Michael Donley learned the limits, or the limitlessness, of this notion when he lost his own son Lewis, a kind and funny sixteen-year-old who died by suicide in 2016. In this time, one of Donley’s own songs that he composed came bubbling up to meet him in his grief: “Jeremiah 29:11: ‘For I know the plans I have for you,’ declares the Lord, ‘plans to prosper you and not to harm you, plans to give you hope and a future.’” In “Made to Be a V.I.P.,” this comes at an optimistic moment, with no tragic undertones at all. It’s the sort of ballad that is sung at graduation ceremonies. The talk of hope and a future might seem a bitter irony. But what Donley heard in it was another promise: even in this, even now, he and Lewis are still in God’s care.
In truth, the themes approached in G.T. aren’t any smaller or less difficult for being geared to a young age.
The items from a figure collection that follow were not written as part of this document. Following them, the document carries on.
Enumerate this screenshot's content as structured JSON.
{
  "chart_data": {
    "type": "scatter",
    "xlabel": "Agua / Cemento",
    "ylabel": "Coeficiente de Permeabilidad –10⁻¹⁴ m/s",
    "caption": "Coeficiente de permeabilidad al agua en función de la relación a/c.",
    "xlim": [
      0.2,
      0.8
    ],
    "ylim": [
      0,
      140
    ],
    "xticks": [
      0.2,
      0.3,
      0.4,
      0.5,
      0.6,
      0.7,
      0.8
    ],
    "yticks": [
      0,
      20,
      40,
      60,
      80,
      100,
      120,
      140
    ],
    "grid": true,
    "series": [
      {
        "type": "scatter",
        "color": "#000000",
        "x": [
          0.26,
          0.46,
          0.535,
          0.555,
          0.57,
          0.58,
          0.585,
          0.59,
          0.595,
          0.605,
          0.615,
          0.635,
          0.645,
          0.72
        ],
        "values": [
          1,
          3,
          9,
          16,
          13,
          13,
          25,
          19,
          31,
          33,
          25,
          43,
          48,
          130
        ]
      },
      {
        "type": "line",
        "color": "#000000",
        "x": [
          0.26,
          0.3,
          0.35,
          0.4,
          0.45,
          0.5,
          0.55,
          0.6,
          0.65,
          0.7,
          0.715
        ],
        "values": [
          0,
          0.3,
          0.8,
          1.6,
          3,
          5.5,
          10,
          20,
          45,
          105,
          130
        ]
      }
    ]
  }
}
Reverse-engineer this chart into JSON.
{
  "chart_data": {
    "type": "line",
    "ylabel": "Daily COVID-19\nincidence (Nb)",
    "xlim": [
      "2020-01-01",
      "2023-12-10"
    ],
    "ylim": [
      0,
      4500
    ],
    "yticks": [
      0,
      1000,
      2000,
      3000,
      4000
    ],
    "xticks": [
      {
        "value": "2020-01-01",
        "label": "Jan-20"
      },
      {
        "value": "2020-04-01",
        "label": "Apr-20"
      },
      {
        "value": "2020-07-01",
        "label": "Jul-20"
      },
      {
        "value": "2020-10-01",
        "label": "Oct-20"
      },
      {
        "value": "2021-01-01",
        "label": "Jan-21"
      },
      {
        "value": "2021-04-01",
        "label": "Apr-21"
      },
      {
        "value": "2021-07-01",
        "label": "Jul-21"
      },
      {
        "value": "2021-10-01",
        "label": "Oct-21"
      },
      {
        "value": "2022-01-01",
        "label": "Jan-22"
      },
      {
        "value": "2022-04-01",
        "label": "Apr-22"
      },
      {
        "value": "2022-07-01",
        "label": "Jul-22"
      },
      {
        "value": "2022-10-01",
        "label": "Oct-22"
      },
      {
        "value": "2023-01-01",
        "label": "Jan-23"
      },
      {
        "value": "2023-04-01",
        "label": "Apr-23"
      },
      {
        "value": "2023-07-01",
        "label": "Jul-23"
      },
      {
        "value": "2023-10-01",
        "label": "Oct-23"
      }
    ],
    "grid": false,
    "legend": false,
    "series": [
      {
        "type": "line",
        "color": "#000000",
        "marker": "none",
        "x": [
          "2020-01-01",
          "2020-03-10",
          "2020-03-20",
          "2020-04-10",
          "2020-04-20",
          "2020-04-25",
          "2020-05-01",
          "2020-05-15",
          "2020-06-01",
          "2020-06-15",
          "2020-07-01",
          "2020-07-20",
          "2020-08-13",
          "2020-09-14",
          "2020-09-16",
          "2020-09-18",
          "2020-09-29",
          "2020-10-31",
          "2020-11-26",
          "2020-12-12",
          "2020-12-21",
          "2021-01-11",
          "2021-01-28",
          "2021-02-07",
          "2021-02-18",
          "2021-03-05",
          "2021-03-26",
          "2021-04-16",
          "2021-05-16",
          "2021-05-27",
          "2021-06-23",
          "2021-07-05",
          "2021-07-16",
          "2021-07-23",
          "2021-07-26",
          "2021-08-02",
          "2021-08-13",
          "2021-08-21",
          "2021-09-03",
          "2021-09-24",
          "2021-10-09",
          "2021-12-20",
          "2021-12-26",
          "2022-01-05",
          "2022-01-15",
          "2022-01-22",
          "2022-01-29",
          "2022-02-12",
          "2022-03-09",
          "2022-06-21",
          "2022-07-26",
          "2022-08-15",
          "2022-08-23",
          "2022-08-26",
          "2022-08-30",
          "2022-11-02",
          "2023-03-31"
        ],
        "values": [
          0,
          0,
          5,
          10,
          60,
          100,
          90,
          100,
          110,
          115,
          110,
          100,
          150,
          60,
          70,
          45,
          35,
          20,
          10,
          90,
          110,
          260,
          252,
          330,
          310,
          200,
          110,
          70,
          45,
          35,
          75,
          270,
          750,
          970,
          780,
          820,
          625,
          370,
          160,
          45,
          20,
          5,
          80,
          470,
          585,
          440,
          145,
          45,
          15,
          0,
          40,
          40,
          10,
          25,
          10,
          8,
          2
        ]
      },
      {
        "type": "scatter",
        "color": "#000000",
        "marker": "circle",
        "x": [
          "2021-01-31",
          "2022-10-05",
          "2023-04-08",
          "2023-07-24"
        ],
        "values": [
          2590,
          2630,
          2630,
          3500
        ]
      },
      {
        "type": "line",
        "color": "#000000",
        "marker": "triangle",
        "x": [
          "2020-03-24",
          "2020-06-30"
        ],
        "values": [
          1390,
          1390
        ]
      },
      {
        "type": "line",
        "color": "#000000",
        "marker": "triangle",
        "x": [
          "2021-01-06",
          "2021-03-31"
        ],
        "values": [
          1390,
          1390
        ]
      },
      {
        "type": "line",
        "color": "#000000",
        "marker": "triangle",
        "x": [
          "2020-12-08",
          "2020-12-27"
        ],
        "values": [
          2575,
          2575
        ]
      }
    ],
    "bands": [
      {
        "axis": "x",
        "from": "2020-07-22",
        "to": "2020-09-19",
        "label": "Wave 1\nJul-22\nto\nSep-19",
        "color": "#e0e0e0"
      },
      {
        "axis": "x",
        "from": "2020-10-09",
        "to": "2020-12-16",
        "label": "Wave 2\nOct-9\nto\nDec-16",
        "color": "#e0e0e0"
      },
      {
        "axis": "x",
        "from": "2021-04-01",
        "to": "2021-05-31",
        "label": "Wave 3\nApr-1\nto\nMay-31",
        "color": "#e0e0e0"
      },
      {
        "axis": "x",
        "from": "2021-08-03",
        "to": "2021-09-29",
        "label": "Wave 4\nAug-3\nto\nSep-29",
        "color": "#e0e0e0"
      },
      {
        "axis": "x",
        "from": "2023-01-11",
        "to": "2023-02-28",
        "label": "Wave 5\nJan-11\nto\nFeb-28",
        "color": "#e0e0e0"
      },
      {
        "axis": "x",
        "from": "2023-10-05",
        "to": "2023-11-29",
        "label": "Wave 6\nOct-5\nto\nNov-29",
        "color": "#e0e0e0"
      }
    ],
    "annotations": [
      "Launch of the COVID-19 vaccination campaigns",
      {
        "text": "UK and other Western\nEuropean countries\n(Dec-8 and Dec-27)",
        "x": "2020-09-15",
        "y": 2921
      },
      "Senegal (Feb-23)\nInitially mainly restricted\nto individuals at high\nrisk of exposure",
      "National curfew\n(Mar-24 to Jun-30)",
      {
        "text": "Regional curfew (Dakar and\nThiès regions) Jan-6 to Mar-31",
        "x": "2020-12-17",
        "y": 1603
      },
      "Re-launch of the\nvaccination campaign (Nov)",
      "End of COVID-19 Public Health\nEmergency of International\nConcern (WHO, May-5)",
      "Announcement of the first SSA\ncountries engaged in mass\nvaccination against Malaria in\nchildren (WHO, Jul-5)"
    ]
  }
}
The series was born from one of a parent’s darkest nightmares, and came to an end among all-too-adult circumstances. Along the way, it took on questions that only grow more aching with time. Am I valued as a person? Is there any end to this hard slog – a finish line, a savior? Will my restless heart ever find what it’s looking for? Is there purpose within suffering? Is someone watching over us, or are we on our own?
The answers are all there in the songs. But it takes faith like a child’s to accept them.